If you're in sales, you may have started to notice that buyers are a lot smarter these days. Today, buyers don't look to the salespeople for information. They come armed and ready to make a deal with a purchase plan already in mind. That's because in today's world, there is a wealth of information available to consumers that wasn't available a few years ago. This is why content that is tailored to these customers will help to bring them back to you once they've made the decision to buy.
When a new prospect comes to you, they don't want to be "sold." A new prospect has a problem and they want to know how to solve it. If you can solve their problem easily, you're more likely to get the sale. For instance, if you are a tech company, you probably get asked how to calculate ROI or how to keep someone from bouncing from your website? Before the prospective company comes to you, however, it is likely they've already tried to figure out the answer on their own. Your job as a sales rep is to provide helpful information that will not annoy them. Being genuinely helpful is what will get you in front of decision-makers, not annoying phone calls and emails to the wrong people.
The Inbound Method of Sales involves the awareness stage, consideration stage and the decision stage. During awareness, a salesperson's job is to provide helpful content to someone who is seeking the answer to a question. Someone in the awareness stage may not even know they are looking yet, so being a pushy salesperson could be quite off-putting. In the consideration stage, the person is well aware of the problem they are facing and actively searching for a way to solve the issue. As a salesperson, it is now your job to provide the helpful information for these people to research. This could be done by a webinar, a step-by-step guide or offering to LISTEN to the problem at hand. Yes, I said listen. In the decision stage, the problem now needs resolved and the prospect is looking for a coherent strategy.
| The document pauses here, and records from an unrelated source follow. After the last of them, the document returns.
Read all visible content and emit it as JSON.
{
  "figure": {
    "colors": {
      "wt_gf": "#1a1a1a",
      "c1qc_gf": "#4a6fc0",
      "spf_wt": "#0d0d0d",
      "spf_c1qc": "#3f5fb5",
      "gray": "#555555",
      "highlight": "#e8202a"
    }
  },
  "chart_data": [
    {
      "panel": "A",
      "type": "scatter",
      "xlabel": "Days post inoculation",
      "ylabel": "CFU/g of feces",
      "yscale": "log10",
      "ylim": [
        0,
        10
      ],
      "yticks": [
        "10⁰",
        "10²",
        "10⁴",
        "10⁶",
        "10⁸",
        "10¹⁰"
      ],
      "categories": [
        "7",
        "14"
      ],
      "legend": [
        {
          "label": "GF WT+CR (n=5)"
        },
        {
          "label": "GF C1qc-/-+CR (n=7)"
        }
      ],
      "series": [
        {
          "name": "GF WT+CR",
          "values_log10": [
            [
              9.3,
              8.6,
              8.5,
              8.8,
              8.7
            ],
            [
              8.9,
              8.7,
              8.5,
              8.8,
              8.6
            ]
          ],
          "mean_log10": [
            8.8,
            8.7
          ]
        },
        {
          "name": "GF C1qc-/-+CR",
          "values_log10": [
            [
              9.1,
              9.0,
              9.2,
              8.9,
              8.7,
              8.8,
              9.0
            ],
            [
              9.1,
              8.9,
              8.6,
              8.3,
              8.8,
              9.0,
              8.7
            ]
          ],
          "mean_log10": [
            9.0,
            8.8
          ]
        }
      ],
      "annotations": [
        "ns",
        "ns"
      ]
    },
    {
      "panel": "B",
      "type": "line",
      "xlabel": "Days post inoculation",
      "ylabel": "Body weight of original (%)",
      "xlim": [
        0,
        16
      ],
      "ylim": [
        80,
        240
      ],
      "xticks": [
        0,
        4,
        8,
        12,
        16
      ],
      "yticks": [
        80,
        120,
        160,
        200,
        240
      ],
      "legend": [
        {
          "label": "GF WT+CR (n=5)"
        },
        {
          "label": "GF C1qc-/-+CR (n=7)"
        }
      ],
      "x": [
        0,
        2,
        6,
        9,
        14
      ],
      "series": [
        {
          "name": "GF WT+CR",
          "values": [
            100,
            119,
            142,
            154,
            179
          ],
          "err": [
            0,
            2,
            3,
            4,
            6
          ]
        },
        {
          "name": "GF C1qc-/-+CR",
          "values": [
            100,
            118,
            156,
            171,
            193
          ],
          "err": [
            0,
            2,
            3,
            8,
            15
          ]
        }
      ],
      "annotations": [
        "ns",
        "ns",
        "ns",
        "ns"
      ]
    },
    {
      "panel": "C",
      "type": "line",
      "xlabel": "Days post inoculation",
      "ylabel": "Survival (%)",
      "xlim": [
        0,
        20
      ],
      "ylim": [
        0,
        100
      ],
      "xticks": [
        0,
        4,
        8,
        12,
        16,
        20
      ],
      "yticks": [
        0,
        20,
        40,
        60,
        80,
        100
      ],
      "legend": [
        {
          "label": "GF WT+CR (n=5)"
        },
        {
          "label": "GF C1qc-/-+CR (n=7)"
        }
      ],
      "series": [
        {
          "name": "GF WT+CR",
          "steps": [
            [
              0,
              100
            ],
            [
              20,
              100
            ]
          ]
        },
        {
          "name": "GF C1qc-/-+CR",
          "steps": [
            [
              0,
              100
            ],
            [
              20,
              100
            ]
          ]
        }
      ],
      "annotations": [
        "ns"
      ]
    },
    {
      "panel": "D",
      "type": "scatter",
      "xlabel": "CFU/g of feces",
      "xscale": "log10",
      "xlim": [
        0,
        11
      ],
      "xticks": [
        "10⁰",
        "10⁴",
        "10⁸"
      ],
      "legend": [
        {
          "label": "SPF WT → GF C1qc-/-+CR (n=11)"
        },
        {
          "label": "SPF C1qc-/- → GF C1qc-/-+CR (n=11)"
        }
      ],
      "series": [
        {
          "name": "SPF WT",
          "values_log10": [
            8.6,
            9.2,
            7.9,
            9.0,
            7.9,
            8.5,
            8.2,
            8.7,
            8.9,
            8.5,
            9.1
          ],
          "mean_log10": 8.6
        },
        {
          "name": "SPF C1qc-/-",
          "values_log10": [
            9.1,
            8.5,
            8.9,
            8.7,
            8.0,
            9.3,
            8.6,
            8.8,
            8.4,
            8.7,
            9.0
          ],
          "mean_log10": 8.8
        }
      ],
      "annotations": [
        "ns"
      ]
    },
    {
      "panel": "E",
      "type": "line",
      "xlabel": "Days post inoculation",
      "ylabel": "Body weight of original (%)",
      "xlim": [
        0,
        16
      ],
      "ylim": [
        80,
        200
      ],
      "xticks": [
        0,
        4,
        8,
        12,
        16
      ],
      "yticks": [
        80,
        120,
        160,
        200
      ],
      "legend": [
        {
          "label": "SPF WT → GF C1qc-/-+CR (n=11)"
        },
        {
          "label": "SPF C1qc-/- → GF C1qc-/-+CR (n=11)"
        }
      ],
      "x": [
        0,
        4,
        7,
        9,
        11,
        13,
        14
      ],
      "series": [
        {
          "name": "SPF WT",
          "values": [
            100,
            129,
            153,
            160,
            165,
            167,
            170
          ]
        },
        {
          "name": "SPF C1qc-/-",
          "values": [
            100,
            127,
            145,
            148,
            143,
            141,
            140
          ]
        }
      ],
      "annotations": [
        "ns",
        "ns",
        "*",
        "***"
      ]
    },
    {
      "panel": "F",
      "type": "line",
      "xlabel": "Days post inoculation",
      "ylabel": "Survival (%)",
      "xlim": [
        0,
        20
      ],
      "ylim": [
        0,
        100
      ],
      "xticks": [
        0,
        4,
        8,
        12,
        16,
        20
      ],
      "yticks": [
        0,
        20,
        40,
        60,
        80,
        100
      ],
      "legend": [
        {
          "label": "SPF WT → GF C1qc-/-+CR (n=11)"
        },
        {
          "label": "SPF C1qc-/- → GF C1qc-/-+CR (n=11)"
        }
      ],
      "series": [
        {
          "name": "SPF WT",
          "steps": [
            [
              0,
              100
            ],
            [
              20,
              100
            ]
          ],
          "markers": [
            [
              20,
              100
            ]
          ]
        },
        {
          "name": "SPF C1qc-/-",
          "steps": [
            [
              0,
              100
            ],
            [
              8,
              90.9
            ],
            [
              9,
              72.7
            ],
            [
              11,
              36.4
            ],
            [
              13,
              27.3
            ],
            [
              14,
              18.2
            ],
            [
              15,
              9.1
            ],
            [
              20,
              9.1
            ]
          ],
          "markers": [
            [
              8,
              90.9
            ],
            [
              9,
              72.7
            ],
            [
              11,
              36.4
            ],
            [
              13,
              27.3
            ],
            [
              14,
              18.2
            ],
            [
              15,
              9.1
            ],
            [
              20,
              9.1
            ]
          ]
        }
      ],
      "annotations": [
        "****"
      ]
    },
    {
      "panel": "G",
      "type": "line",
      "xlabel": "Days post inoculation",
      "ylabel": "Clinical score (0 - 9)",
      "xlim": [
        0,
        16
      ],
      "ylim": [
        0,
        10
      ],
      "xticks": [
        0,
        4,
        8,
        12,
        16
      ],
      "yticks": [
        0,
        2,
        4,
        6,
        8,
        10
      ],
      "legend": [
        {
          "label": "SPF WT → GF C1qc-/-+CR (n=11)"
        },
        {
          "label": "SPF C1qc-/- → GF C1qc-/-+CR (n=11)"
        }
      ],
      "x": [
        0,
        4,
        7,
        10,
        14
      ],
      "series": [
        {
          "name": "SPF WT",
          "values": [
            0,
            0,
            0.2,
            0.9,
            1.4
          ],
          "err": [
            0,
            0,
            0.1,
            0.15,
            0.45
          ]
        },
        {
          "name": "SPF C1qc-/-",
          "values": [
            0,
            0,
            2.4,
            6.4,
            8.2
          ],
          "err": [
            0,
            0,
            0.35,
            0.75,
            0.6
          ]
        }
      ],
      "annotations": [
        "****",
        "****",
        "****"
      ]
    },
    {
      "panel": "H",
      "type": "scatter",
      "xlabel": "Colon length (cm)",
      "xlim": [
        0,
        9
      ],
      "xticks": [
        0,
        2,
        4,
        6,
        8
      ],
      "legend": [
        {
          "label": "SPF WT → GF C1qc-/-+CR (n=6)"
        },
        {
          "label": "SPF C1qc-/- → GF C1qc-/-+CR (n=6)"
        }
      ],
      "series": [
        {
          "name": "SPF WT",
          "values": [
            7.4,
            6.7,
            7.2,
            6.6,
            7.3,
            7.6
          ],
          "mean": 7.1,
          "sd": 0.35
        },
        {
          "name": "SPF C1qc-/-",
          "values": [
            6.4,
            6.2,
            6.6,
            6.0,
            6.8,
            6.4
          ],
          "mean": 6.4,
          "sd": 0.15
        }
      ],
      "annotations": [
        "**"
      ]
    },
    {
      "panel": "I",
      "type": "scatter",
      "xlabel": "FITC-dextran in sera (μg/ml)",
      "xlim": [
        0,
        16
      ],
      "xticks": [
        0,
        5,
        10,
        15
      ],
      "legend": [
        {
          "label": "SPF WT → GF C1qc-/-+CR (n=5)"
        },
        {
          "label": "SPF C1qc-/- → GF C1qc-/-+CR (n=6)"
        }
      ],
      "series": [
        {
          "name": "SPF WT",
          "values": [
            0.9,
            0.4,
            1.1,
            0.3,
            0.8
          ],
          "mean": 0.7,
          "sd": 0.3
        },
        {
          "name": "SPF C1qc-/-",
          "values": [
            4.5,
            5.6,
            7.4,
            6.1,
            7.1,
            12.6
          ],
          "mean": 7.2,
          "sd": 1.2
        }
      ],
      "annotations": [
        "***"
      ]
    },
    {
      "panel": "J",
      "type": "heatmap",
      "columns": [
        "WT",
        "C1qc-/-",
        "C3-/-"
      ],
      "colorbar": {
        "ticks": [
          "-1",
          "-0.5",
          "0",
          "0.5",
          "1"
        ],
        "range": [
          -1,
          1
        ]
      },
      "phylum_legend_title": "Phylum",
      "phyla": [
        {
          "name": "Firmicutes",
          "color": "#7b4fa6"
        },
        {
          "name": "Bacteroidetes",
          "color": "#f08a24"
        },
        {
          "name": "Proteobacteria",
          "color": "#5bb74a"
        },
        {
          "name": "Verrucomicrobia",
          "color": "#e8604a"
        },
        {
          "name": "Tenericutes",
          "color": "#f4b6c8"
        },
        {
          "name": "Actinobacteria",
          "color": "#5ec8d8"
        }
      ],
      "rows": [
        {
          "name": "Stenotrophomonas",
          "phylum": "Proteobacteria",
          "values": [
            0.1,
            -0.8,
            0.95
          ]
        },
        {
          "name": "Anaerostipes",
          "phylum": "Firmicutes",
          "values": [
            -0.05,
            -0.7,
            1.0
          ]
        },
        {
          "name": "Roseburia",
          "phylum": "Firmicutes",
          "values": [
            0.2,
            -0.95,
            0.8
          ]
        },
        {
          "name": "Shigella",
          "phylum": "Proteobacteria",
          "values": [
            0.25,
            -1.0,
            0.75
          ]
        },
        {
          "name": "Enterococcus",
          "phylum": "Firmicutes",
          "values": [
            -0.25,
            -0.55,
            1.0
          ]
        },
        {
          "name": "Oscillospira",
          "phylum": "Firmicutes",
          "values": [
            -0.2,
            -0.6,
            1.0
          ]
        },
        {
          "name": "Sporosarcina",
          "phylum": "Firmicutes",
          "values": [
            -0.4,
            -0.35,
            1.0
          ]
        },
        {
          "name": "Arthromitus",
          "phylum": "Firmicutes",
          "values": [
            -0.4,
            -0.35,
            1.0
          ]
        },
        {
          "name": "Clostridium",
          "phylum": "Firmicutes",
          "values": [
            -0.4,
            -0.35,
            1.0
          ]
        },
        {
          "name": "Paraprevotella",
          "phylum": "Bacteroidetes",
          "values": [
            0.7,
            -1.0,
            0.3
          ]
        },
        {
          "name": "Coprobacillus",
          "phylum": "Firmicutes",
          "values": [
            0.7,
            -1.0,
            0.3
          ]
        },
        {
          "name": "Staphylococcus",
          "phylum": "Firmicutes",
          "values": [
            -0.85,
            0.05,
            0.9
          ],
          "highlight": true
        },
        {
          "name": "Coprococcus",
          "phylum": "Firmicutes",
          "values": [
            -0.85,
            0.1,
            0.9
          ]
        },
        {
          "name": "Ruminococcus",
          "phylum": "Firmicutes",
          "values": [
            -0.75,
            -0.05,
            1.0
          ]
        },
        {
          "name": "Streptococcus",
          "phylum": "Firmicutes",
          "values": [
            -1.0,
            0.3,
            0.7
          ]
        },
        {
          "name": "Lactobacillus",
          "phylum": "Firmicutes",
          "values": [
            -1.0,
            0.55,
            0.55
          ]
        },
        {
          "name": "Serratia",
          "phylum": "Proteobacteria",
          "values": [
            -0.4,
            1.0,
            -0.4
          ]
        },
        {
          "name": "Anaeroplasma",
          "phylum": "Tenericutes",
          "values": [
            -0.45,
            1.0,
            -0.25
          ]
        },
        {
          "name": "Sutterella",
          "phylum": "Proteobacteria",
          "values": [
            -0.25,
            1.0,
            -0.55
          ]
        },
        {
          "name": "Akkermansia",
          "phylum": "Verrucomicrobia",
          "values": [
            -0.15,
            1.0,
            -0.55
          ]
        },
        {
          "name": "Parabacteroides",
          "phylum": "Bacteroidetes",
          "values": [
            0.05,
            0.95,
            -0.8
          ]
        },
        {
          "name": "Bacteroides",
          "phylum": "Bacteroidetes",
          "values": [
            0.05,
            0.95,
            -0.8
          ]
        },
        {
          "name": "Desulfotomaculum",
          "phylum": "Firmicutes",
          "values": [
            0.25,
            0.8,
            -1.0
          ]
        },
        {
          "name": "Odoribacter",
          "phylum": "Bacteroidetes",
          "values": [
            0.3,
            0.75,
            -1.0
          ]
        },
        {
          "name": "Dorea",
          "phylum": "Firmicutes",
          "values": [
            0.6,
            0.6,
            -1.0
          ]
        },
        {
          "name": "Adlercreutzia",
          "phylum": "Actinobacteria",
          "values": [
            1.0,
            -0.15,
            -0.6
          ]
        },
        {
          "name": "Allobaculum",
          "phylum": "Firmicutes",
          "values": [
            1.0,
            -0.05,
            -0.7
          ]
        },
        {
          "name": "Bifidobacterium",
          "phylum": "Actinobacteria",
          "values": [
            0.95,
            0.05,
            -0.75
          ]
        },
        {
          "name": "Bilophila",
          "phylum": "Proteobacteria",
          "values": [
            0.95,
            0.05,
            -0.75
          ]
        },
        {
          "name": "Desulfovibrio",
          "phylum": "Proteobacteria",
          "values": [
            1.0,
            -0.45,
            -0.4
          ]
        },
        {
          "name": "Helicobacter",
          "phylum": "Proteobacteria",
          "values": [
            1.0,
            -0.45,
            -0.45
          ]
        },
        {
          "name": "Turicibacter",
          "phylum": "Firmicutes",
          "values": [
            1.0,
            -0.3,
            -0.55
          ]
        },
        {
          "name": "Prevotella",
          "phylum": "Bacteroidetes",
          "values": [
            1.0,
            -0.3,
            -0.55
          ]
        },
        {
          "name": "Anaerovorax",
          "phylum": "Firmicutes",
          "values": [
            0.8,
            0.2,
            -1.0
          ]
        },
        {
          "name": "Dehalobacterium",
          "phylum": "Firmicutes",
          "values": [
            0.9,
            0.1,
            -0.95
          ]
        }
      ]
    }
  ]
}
The decision stage is the most important for the salesperson. This is because the active prospect is now ready to be a buyer.
First, it puts the buyer before the sale. That means that you are researching the "Buyer's Journey" that your prospect is likely to follow and helping them along the way. You are no longer cold-calling and sending emails to no-man's-land. Just like with inbound marketing, inbound sales will nurture the prospect along the buyer's journey.
In the awareness stages of Inbound Sales, providing helpful answers (marketing) to questions on social meda, writing content for their industry or company that gives credibility to you as a source, and being an active leader of online discussions can show someone looking for answers that you are a thought leader on the topic. Then, during consideration, the salesperson should be providing helpful blog articles, hosting webinars, and possibly calling to listen to a prospect's problem at hand. After this, you (the salesperson) will know the issue, can solve the issue, and then begin working on a strategy that will help close the sale.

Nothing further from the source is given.